As we age, we face a full breadth of health problems that can lead to feelings of hopelessness and angst. Especially in end-of-life care, depression and anxiety are a common problem and are often missed or overlooked. Recent research on cannabis — in particular, the chemical called CBD — has been studied for its medicinal effects to assess its utility in the treatment of stress and anxiety. So far, the scientific results look promising.
What is CBD?
Cannabidiol, better known as CBD, is an extract of cannabis. The cannabis industry has touted it as a compound that can relieve stress and anxiety, as well as relieve joint pain. CBD has become a preferred compound among those who want to explore the medicinal properties of cannabis without the mind-altering effects of the plant (the compound responsible for the ‘high’ is THC, the psychoactive component of marijuana).

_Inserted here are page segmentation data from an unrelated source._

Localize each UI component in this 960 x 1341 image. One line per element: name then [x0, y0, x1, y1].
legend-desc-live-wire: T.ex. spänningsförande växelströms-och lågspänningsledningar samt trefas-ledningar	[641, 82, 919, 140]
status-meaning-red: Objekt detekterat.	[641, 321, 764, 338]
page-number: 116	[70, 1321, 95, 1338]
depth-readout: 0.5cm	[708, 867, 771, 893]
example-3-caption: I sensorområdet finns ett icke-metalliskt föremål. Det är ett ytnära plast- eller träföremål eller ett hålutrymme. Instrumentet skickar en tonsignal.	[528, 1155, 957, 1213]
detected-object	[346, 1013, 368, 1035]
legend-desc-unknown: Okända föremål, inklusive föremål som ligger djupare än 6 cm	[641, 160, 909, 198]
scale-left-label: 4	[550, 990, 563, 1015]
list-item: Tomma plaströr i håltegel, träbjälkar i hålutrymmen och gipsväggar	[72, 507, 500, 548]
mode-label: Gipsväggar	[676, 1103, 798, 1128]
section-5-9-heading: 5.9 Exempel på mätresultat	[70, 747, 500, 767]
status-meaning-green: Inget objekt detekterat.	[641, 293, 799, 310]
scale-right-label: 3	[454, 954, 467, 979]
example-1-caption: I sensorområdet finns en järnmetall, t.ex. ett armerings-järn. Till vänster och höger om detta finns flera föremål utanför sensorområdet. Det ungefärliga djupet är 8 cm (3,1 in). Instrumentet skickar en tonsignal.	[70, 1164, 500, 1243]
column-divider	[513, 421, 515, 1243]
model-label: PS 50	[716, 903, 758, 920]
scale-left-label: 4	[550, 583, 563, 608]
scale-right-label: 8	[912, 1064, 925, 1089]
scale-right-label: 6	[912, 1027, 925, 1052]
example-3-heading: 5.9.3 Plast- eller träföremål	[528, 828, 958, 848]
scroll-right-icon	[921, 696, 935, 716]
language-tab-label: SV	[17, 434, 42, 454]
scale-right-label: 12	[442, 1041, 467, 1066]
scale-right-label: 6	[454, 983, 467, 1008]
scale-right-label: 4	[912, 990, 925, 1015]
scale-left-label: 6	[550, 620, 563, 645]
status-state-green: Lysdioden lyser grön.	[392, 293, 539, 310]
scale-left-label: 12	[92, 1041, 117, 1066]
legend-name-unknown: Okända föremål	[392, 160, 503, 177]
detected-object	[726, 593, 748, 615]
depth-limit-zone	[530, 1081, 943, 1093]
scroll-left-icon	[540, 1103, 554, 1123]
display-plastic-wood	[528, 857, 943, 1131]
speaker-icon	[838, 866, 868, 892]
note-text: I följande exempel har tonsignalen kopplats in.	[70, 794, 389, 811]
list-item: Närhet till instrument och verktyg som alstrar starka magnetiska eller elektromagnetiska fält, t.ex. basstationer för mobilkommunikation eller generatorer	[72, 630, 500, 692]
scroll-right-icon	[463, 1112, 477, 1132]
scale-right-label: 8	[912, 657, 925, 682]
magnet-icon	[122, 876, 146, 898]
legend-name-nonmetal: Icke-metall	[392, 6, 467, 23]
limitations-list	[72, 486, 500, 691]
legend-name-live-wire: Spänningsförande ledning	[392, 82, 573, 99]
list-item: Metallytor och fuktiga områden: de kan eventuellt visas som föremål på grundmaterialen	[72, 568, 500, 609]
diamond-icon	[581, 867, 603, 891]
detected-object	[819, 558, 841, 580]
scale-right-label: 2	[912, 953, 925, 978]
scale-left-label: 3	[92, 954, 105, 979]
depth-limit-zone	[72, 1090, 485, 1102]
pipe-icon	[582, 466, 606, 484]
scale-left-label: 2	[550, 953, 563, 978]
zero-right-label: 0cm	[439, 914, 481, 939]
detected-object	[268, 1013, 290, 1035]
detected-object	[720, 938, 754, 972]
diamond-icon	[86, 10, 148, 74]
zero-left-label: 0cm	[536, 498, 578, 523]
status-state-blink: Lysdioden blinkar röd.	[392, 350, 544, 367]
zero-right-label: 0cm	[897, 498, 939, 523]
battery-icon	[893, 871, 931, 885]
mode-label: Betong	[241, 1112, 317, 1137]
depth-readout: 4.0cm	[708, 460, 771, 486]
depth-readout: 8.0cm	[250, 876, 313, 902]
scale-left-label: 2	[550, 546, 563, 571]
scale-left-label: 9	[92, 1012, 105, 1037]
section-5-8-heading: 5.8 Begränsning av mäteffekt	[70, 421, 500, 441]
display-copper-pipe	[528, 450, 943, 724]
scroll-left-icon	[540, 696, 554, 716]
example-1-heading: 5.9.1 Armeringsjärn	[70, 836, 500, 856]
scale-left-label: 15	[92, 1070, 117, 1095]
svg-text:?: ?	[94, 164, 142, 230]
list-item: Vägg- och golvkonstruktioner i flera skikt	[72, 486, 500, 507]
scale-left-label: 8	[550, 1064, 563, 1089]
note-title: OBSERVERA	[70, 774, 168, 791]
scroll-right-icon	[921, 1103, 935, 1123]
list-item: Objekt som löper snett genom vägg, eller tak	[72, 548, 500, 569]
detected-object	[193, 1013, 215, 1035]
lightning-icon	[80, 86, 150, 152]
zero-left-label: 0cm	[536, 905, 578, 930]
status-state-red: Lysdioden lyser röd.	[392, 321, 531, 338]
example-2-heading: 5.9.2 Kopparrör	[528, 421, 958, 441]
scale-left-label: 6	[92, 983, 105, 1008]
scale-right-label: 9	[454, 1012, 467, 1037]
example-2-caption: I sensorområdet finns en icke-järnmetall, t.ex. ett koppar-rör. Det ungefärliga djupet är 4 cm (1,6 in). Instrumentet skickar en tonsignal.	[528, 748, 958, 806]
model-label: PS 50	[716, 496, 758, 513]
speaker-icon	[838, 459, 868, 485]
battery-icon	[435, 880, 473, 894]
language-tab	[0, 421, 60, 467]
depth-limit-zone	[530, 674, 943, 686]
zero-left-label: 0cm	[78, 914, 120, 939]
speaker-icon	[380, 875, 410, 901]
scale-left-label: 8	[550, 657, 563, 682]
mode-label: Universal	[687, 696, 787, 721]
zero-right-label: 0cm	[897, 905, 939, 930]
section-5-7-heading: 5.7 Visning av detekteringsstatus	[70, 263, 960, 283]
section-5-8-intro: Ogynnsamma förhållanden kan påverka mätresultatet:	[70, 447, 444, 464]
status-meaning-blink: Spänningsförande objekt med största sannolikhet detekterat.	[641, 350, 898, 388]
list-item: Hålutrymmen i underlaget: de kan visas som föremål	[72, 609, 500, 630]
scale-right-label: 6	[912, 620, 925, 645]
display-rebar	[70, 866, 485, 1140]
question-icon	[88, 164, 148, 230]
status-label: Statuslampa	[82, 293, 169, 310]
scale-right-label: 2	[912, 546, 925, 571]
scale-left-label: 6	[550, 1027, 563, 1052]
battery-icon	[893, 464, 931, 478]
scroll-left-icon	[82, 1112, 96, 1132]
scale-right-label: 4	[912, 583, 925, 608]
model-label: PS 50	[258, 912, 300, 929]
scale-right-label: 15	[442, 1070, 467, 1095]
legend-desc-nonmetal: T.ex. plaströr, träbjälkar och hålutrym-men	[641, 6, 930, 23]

How does CBD help with stress and anxiety?
Currently, there exists no scientific evidence through human trials to prove the effectiveness of CBD in regards to the claims made about its medicinal properties. “I think there’s good evidence to suggest that CBD could be an effective treatment of anxiety and addiction,” explained Dr. Esther Blessing, a psychiatrist, and researcher at New York University, to NPR News. “But we need clinical trials to find out.”
What evidence does exist? Animal trials involving mice have shown that CBD does have a stress-reducing effect. However, animal trials hardly present conclusive evidence for the same results in humans. Despite this fact, the cannabis industry has powered forward with their claims that their CBD products can and will help those who suffer from anxiety.
A recent study conducted in Washington State purports that CBD does, in fact, help relieve stress and anxiety. The study surveyed thousands of medicinal marijuana users about their experience with certain kinds of cannabis. “Existing research on the effects of cannabis on depression, anxiety and stress are very rare and have almost exclusively been done with orally administered THC pills in a laboratory,” said Carrie Cuttler, clinical assistant professor of psychology at WSU and lead author of the study. “What is unique about our study is that we looked at actual inhaled cannabis by medical marijuana patients who were using it in the comfort of their own homes as opposed to a laboratory.”
The WSU research team found that cannabis high in CBD and low in THC reduced symptoms of depression, symptoms of anxiety, reduced stress.
There are, of course, problems with the study. First, it has not been replicated or thoroughly peer-reviewed. Second, it surveyed patients who already use cannabis products and believe in its medicinal properties, and responses relied on self-reporting, which is not typically considered reliable data because humans are notoriously bad at self-reporting.
Can CBD help hospice patients reduce stress and anxiety?
Hospice patients face an especially difficult challenge. Common among those in hospice care are signs of anxiety, stress, and depression. Many types of therapies have been employed over the years to ease patient angst, including aromatherapy and essential oils. Other palliative treatments that include prescription medicines can help, particularly if a patient in pain. With all the purported benefits of CBD, could hospice patients benefit from its use? The answer is a mixed bag.
According to science, the effects of cannabinoids on stress and anxiety are proven and measured in animal trials, but no human trials exist to support its use in human populations. Nevertheless, those who have used CBD have reported reductions in stress and anxiety, and the cannabis industry is confident in the effects their CBD products have for medicinal purposes. It all boils down to personal choice. CBD does not have mind-altering effects and therefore does not act like a drug. However, patients who are morally opposed to the use of cannabis, in general, may elect not to use cannabinoids.
Hospice patients who believe CBD will help relieve their stress and anxiety can try to use the compound. If it helps, so much the better. However, what hospice patients need to understand is that as far as science is concerned, there is still too little information available to make a recommendation one way or the other. CBD use, therefore, is an entirely personal decision.
Challenges to the use of CBD
First, hospice patients in states where cannabis is illegal will not have access to CBD. In states where CBD products are available, it is essential to consider the sourcing of the product. Medicinal marijuana shops are the most secure and reliable because they must adhere to strict state guidelines for supply. Recreational shops, on the other hand, can source their products from a broader range of growing operations, and so the potency of their products will vary more widely.
It is important not to forget the existing stigma surrounding cannabis products. As far as the federal government is concerned, cannabis is still a schedule 1 drug, meaning it is illegal in all states, including those that have legalized it. While this will not carry legal implications for most cannabis users, hospice facilities will not offer or consider the use of the CBD or other cannabis products because they are almost all federally certified through Medicare.
What are your thoughts on CBD?
The use of cannabinoids is a personal decision and a try-at-your-own-risk type of product. While there exists good evidence that CBD can help alleviate stress and anxiety, the evidence to date only includes animal trials and anecdotal testimony. For use in hospice, CBD stands to become a powerful tool in the future. However, current restrictions on marijuana restrict the ability of hospices to recommend or administer such products. Until cannabis laws change at the federal level, cannabinoid products can only be used by patients who choose to use them by their own volition.